Tuesday, 19 March 2013

Politics in the UK-Houses of Parliament

The Houses of Parliament, also known as the Palace of Westminster, is the seat of Britain's two parliamentary houses, the House of Lords and the House of Commons.
In the middle of the 11th century, King Edward the Confessor had moved his court to the Palace of Westminster, situated on a central site near the river Thames. In 1265, a parliament was created with two houses: the Lords and the Commons. The House of Lords met at the Palace of Westminster, while the House of Commons did not have a permanent location. After King Henry VIII moved his court to Whitehall Palace in 1530, the House of Lords continued to meet in Westminster. In 1547, the House of Commons also moved here, confirming Westminster as the central seat of government; a position it still holds today.

The new Palace of Westminster
In 1834, a fire destroyed the Palace of Westminster, leaving only the Jewel Tower, the crypt and cloister of St. Stephens and Westminster Hall intact. After the fire, a competition was organised to create a new building for the two houses of parliament. A design by Sir Charles Barry and his assistant Augustus Welby Pugin was chosen from 97 entries. They created a large but balanced complex in neo Gothic style; and incorporated the buildings that survived the fire. The whole complex was finished in 1870, more than 30 years after construction started. It includes the Clock Tower, Victoria Tower, House of Commons, House of Lords, Westminster Hall and the Lobbies.

Big Ben
The most famous part of Charles Barry's design is the elegant clock tower. Originally called St. Stephen's Tower, it was soon named after the tower's largest bell, the Big Ben. A light at the top of the tower is illuminated when Parliament is sitting at night.

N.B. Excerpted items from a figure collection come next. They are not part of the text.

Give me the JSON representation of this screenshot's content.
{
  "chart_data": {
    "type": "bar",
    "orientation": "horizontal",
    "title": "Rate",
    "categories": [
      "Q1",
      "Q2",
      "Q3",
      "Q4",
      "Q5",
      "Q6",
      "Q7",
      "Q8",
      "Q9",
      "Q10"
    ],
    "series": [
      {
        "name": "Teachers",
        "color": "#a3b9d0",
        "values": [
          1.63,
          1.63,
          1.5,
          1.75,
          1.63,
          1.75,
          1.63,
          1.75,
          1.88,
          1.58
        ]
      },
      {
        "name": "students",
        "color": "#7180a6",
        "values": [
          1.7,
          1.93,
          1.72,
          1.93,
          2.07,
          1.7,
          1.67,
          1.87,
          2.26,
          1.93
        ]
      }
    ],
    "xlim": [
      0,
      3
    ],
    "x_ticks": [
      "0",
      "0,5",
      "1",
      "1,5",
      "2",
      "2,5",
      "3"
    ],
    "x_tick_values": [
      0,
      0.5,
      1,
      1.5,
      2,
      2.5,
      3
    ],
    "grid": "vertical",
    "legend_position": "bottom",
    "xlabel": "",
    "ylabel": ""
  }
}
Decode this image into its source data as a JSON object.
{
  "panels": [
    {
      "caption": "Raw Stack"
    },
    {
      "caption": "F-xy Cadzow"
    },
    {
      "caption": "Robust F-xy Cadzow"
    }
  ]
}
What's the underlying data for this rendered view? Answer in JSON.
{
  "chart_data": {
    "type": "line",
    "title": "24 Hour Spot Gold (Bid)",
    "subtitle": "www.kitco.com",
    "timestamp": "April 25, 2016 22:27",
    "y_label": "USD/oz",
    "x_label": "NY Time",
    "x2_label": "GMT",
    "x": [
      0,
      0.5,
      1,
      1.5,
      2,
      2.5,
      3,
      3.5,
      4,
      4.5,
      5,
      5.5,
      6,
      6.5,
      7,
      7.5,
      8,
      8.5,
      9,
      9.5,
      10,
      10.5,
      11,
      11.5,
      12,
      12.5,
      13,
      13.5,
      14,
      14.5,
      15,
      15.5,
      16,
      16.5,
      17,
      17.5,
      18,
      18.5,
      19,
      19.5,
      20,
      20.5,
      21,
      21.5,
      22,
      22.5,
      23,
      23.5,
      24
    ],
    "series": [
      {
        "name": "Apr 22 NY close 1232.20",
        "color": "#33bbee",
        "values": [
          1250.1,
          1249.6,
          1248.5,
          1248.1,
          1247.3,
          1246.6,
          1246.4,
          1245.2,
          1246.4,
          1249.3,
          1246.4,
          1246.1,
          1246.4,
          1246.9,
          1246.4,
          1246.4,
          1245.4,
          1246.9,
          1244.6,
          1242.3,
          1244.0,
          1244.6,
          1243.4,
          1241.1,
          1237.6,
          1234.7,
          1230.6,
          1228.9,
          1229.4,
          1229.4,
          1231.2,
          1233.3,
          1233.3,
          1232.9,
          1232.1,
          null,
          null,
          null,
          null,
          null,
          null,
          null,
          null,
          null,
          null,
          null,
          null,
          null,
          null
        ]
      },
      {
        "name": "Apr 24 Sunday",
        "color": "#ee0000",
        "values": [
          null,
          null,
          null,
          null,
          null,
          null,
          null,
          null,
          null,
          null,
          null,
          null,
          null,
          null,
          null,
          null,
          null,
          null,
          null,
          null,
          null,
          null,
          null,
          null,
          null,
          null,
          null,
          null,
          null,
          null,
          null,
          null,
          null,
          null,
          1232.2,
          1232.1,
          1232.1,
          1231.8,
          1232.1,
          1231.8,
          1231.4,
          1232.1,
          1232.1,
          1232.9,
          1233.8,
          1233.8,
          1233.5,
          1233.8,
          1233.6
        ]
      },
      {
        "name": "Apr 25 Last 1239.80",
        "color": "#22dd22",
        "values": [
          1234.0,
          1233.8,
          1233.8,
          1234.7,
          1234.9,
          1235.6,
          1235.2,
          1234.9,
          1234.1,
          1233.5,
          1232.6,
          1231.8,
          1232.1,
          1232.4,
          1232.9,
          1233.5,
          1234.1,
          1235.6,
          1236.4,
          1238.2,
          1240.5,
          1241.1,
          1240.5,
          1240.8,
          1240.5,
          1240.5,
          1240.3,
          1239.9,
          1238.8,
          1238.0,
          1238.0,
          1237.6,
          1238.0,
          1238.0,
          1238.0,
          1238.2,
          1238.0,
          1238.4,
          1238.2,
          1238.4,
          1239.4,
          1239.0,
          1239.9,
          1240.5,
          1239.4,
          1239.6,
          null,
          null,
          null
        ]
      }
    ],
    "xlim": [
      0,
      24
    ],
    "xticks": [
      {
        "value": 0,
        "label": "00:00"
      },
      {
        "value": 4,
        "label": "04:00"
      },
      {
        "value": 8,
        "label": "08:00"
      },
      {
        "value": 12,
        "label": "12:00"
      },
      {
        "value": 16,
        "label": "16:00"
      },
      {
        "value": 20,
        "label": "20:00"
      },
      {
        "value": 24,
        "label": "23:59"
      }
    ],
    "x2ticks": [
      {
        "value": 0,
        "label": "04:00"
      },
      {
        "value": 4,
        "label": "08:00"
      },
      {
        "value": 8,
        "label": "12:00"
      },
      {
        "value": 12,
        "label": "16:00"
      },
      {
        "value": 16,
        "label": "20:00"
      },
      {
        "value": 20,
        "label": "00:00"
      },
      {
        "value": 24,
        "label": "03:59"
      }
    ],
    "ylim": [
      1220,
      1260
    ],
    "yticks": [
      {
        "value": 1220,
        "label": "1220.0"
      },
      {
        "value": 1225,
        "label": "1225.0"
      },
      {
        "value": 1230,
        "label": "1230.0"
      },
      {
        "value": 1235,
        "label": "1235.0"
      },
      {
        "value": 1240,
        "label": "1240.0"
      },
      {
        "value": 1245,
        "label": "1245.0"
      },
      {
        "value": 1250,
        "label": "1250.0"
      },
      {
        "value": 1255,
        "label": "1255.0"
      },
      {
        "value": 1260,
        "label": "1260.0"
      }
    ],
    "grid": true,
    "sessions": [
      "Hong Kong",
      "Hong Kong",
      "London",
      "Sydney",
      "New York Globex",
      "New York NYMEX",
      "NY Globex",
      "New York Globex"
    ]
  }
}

Commons Chamber & Lords Chamber
The Commons Chamber, where the House of Commons meets, was destroyed during the Second World War, but rebuilt in 1950 by Sir Giles Gilbert Scott, in the same neo Gothic style. The Commons Chamber's interior (with green coloured benches), is rather austere, compared to the lavishly decorated Lords Chamber (with red coloured benches). Over the centuries, the balance of power has moved from the elitist House of Lords to the more agitated House of Commons, where the governing party and the opposition are seated opposite each other, with exactly two sword lengths and one foot separating the two parties.

Central Lobby
One of several lobbies in the Houses of Parliament is the Central Lobby where people can meet the Members of Parliament and persuade them to defend their interests. Hence the verb 'to lobby'.

Victoria Tower
The tower opposite the Big Ben is the Victoria Tower, built in 1860. The tower contains the records of both the House of Lords and the House of Commons since 1497. During the parliamentary year, the Union Flag is hoisted on top of the 98m tall tower.

Westminster Hall
The oldest part of the Houses of Parliament is Westminster Hall, dating back to 1097. The large hammer beam roof was built in the 14th century, and replaced the original roof which was supported by two rows of pillars. The hall is one of Europe's largest unsupported medieval halls.